Pension sharing orders fall 35% despite increase in divorces

A growing number of individuals have overlooked pension assets in divorce proceedings since the introduction of online DIY divorces and could be missing out on the largest divisible asset aside from the family home, according to new figures obtained by Nockolds.

Data from a freedom of information request showed that the number of applications for pension sharing orders, which instruct pension providers to divide the value of a pension fund between parties, had fallen by 35 per cent since 2017, from 36,202 to 23,622 in 2021.

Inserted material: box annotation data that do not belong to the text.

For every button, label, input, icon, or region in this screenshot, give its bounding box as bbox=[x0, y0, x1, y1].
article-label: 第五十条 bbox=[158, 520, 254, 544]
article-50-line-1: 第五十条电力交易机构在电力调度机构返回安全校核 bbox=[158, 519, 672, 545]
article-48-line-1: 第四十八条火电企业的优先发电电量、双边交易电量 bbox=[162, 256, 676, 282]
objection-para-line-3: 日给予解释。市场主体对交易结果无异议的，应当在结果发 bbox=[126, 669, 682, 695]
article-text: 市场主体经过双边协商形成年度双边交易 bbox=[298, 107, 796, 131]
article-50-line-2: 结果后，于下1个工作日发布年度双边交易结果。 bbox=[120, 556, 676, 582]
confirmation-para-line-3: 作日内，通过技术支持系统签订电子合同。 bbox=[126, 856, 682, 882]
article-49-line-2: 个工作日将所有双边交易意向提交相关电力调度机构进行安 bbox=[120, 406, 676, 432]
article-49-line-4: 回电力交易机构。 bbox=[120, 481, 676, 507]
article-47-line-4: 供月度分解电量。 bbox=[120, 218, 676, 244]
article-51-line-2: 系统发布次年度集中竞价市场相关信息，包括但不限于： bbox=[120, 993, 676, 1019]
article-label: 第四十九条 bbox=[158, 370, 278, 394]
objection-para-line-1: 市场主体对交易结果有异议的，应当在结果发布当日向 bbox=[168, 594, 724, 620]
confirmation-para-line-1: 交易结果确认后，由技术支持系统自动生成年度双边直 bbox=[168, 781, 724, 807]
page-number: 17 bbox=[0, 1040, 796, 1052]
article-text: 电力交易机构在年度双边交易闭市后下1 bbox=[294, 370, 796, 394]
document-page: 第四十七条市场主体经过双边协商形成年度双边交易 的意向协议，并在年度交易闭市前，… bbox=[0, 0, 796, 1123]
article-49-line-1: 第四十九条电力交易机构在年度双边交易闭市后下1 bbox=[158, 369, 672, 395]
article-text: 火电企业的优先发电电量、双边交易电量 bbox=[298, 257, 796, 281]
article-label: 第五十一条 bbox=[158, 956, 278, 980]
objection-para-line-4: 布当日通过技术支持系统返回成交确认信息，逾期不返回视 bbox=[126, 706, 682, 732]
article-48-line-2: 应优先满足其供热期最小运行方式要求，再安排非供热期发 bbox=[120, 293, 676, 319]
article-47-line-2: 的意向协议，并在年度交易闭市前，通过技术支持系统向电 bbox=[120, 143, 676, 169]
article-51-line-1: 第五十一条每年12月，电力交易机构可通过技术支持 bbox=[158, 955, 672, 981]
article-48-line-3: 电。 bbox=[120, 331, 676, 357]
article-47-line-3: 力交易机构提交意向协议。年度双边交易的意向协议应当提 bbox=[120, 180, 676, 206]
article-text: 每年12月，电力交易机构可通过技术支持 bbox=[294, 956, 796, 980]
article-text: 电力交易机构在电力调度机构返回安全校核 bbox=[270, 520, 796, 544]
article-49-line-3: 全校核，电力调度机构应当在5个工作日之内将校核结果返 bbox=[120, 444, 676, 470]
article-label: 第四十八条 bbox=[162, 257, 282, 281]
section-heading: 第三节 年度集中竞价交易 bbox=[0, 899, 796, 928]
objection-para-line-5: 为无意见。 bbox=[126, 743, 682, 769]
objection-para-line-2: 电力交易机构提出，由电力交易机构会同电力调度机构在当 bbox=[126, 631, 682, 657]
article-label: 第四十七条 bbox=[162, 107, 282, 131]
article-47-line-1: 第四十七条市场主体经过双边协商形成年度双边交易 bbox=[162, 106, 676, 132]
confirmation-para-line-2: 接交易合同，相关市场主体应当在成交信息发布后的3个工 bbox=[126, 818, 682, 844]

This is despite a slight increase in the total number of divorcees, with the most recent data revealing that 103,592 couples divorced in England Wales in 2020, a 1.6 per cent increase on 2017.

Additionally, there had been a year-on-year increase in the average age of divorcees since 1985, with an average mean age at divorce of 46.4 years for men and 43.9 years for women, which could mean divorcees are missing out on even more by failing to consider pension assets.

Indeed, Nockolds explained that, as the average age of people getting divorced rises, the value of pension pots increases to the point where the value may exceed the matrimonial home.

“Older couples going through divorce often place undue emphasis on the house, the car and other savings while disregarding pensions," explained Nockolds family law senior associate, Francesca Davey.

“Because a pension is usually in one spouse’s name and is associated with their employment, there is often an incorrect assumption that it isn’t sharable."

She continued: “Ignoring pension assets can be financially disastrous for someone with little or no retirement provision. If a spouse has built up even a modest final salary pension, there is a good chance that it will be worth considerably more than the average UK house.

"While most people will have a good idea what their house is worth, far fewer know what their spouses’ pension is worth, what its benefits are worth, or even how many pensions they have or who their fund is with, which leads to a skew in priorities in dividing matrimonial assets.”

However, this trend may be set to worsen, as whilst the use pension sharing orders has already fallen amid DIY online divorces, Nockolds suggested that the introduction of no-fault divorces from 6 April 2022 is also likely to add to the problem.

“The new rules are likely to lead to more hasty divorces in which the applicant does not consider all the financial remedies available to them," argued Davey.

"The online divorce portal does not provide guidance or make suggestions on what financial remedies are most appropriate in different circumstances.”

Furthermore, whilst some divorcees may also be opting for a pension attachment order, rather than a pension sharing order, Nockolds warned that this is often an "inferior choice" as it does not prevent a person from transferring money out of their pension or oblige them to continue paying in.

In contrast, a pension sharing order means that the fund is immediately divided between the spouses, meaning the applicant knows what is going into their pension pot now and can plan.

Davey added: "People getting divorced later in life need to think carefully about whether a pension attachment or a pension sharing order is the most appropriate remedy.

"A pension attachment order is risky unless the pension is already in drawdown, and it is important to look at exactly what benefits the pension type offers to avoid losing out by choosing the wrong option."